Though Giri was brought up in Odisha and had contested there, he was a victim of the caste politics of Tamil Nadu (as much of that state was\as in Madras Presidency)  where the Justice Party was the predecessor of the anti-Brahmin Dravaidian movement. When he was touring the neighbouring district of Srikakulam along with Gandhiji, the Raja of Bobbili (which was then in that district) had organised pelting of stones at them. So tone pelting originated not in Kashmir valley but in Bobbili whose ‘king’ was a Justice Party leader. Giri, studying in Ireland, was active in Ireland’s freedom movement.  On a visit to England, Gandhiji noticed the firebrand young man and brought him to India to organise India’s first trade union at Ahmedabad, Majoor Mahajan. So the movement was not started by the Communists in Mumbai, as claimed, but in capitalist Gujarat by Giri, a Telugu Brahmin. Giri’s grandson, Palagummi Sainath, is an eminent environmentalist, winner of ‎Ramon Magsaysay Award‎ and author of the famous book ‘Everybody Loves a Good Drought ‘.  He was a journalist with the late Karanjia’s famous tabloid, Blitz, The Hindu daily and UNI news agency.  He is the founder-editor of the People’s Archive of Rural India, a step towards social responsibility among journalists.

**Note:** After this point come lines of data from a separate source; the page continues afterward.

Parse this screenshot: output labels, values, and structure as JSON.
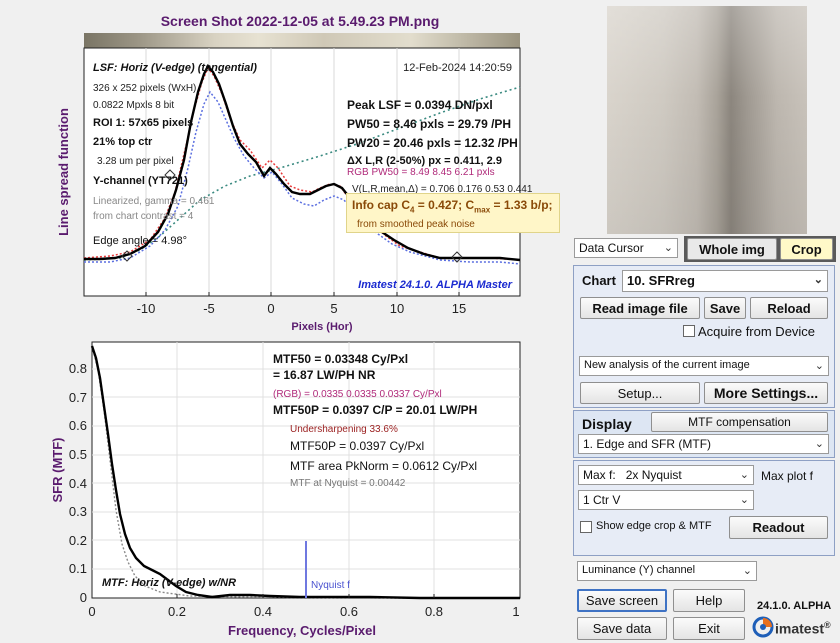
{
  "window_title": "Screen Shot 2022-12-05 at 5.49.23 PM.png",
  "lsf_plot": {
    "title": "LSF: Horiz (V-edge) (tangential)",
    "timestamp": "12-Feb-2024 14:20:59",
    "size": "326 x 252 pixels (WxH)",
    "mpxls": "0.0822 Mpxls   8 bit",
    "roi": "ROI 1:  57x65 pixels",
    "top_ctr": "21% top ctr",
    "um_per_pixel": "3.28 um per pixel",
    "channel": "Y-channel  (YT721)",
    "gamma": "Linearized, gamma = 0.461",
    "contrast": "from chart contrast = 4",
    "edge_angle": "Edge angle = 4.98°",
    "peak_lsf": "Peak LSF = 0.0394 DN/pxl",
    "pw50": "PW50 = 8.46 pxls = 29.79 /PH",
    "pw20": "PW20 = 20.46 pxls = 12.32 /PH",
    "delta_x": "ΔX L,R (2-50%) px = 0.411, 2.9",
    "rgb_pw50": "RGB PW50 =   8.49    8.45    6.21 pxls",
    "v_stats": "V(L,R,mean,Δ) = 0.706  0.176  0.53  0.441",
    "info_cap_prefix": "Info cap C",
    "info_cap_sub": "4",
    "info_cap_mid": " = 0.427;  C",
    "info_cap_sub2": "max",
    "info_cap_suffix": " = 1.33 b/p;",
    "info_cap_note": "from smoothed peak noise",
    "version": "Imatest 24.1.0. ALPHA Master",
    "ylabel": "Line spread function",
    "xlabel": "Pixels (Hor)",
    "x_ticks": [
      "-10",
      "-5",
      "0",
      "5",
      "10",
      "15"
    ]
  },
  "sfr_plot": {
    "mtf50": "MTF50 = 0.03348 Cy/Pxl",
    "mtf50_lw": "= 16.87 LW/PH  NR",
    "rgb": "(RGB) = 0.0335  0.0335  0.0337 Cy/Pxl",
    "mtf50p": "MTF50P = 0.0397 C/P = 20.01 LW/PH",
    "undersharpening": "Undersharpening 33.6%",
    "mtf50p_cy": "MTF50P = 0.0397 Cy/Pxl",
    "mtf_area": "MTF area PkNorm = 0.0612 Cy/Pxl",
    "mtf_nyquist": "MTF at Nyquist = 0.00442",
    "nyquist_label": "Nyquist f",
    "curve_label": "MTF: Horiz (V-edge) w/NR",
    "ylabel": "SFR (MTF)",
    "xlabel": "Frequency, Cycles/Pixel",
    "y_ticks": [
      "0",
      "0.1",
      "0.2",
      "0.3",
      "0.4",
      "0.5",
      "0.6",
      "0.7",
      "0.8"
    ],
    "x_ticks": [
      "0",
      "0.2",
      "0.4",
      "0.6",
      "0.8",
      "1"
    ]
  },
  "controls": {
    "data_cursor": "Data Cursor",
    "whole_img": "Whole img",
    "crop": "Crop",
    "chart_label": "Chart",
    "chart_value": "10. SFRreg",
    "read_image_file": "Read image file",
    "save": "Save",
    "reload": "Reload",
    "acquire": "Acquire from Device",
    "analysis_select": "New analysis of the current image",
    "setup": "Setup...",
    "more_settings": "More Settings...",
    "display_label": "Display",
    "mtf_compensation": "MTF compensation",
    "display_select": "1. Edge and SFR (MTF)",
    "max_f_label": "Max f:",
    "max_f_value": "2x Nyquist",
    "max_plot_f": "Max plot f",
    "ctr_value": "1 Ctr  V",
    "show_edge_crop": "Show edge crop & MTF",
    "readout": "Readout",
    "channel_select": "Luminance (Y) channel",
    "save_screen": "Save screen",
    "help": "Help",
    "version": "24.1.0. ALPHA",
    "save_data": "Save data",
    "exit": "Exit",
    "logo": "imatest"
  }
}
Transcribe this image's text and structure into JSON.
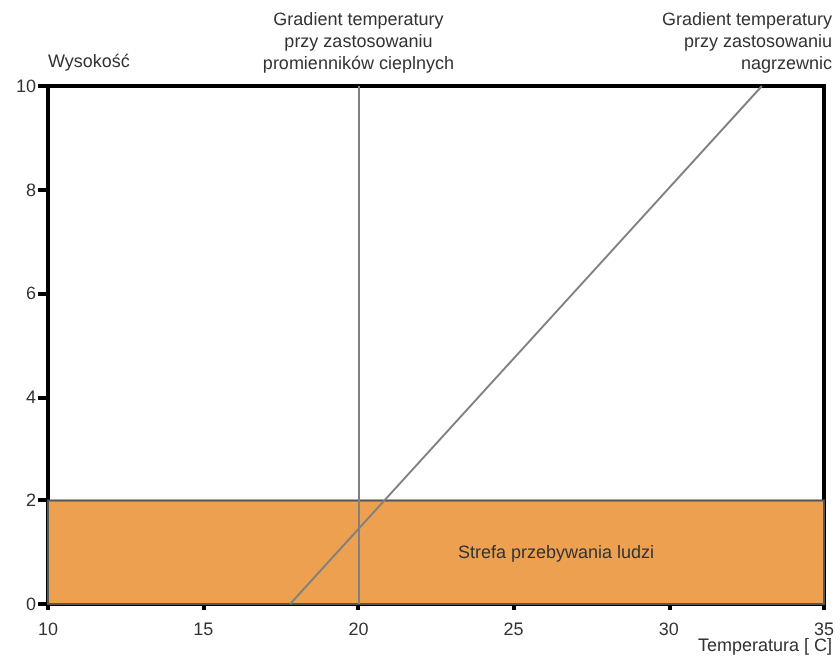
{
  "chart_data": {
    "type": "line",
    "ylabel": "Wysokość",
    "xlabel": "Temperatura [ C]",
    "series": [
      {
        "x": [
          17.8,
          33
        ],
        "values": [
          0,
          10
        ],
        "color": "#808080"
      }
    ],
    "xlim": [
      10,
      35
    ],
    "xticks": [
      10,
      15,
      20,
      25,
      30,
      35
    ],
    "ylim": [
      0,
      10
    ],
    "yticks": [
      0,
      2,
      4,
      6,
      8,
      10
    ],
    "grid": false,
    "marker": "none",
    "line_style": "solid",
    "ref_lines": [
      {
        "axis": "x",
        "value": 20,
        "label": "Gradient temperatury\nprzy zastosowaniu\npromienników cieplnych",
        "color": "#808080"
      }
    ],
    "bands": [
      {
        "axis": "y",
        "from": 0,
        "to": 2,
        "label": "Strefa przebywania ludzi",
        "color": "#eda050"
      }
    ],
    "annotations": [
      {
        "text": "Gradient temperatury\nprzy zastosowaniu\nnagrzewnic",
        "x": 33,
        "y": 10
      }
    ]
  }
}
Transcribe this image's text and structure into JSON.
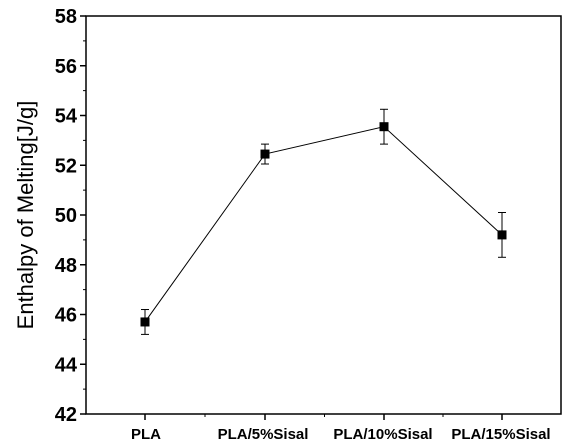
{
  "chart_data": {
    "type": "line",
    "title": "",
    "xlabel": "",
    "ylabel": "Enthalpy of Melting[J/g]",
    "categories": [
      "PLA",
      "PLA/5%Sisal",
      "PLA/10%Sisal",
      "PLA/15%Sisal"
    ],
    "series": [
      {
        "values": [
          45.7,
          52.45,
          53.55,
          49.2
        ],
        "errors": [
          0.5,
          0.4,
          0.7,
          0.9
        ],
        "marker": "square",
        "color": "#000000"
      }
    ],
    "ylim": [
      42,
      58
    ],
    "yticks": [
      42,
      44,
      46,
      48,
      50,
      52,
      54,
      56,
      58
    ],
    "grid": false,
    "legend": "none"
  }
}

Journalism, which was part of the freedom movement with Gandhiji’s Young India and Harijan, Lokmanya Tilak’s Kesari and Prakasam’s Swarajya  may have now been plagued by fake news, paid news and TRP war in the media.  Similarly Rajas and Zamindars were anti-peasant landlords. Most of them fought the first general election as Congress candidates and all won. But Himmatsinhji, an ex-Raja of Mansa near Gujarat’s new capital of Gandhinagar, fought an election in Banaskantha against S.K. Patil, a symbol of Indian capitalism, even when he knew he would lose.  Similarly, the Vizianagaram Maharaja in AP,  who had given his private palaces for a college and started the first music college of the South, was a member of the Socialist Party. One of his sons, Ashok Gajapati Raju was a TDP minister in the Modi government till TDP walked out of the coalition.  

He was one of the active Telugu ministers at the Centre, but they were very few.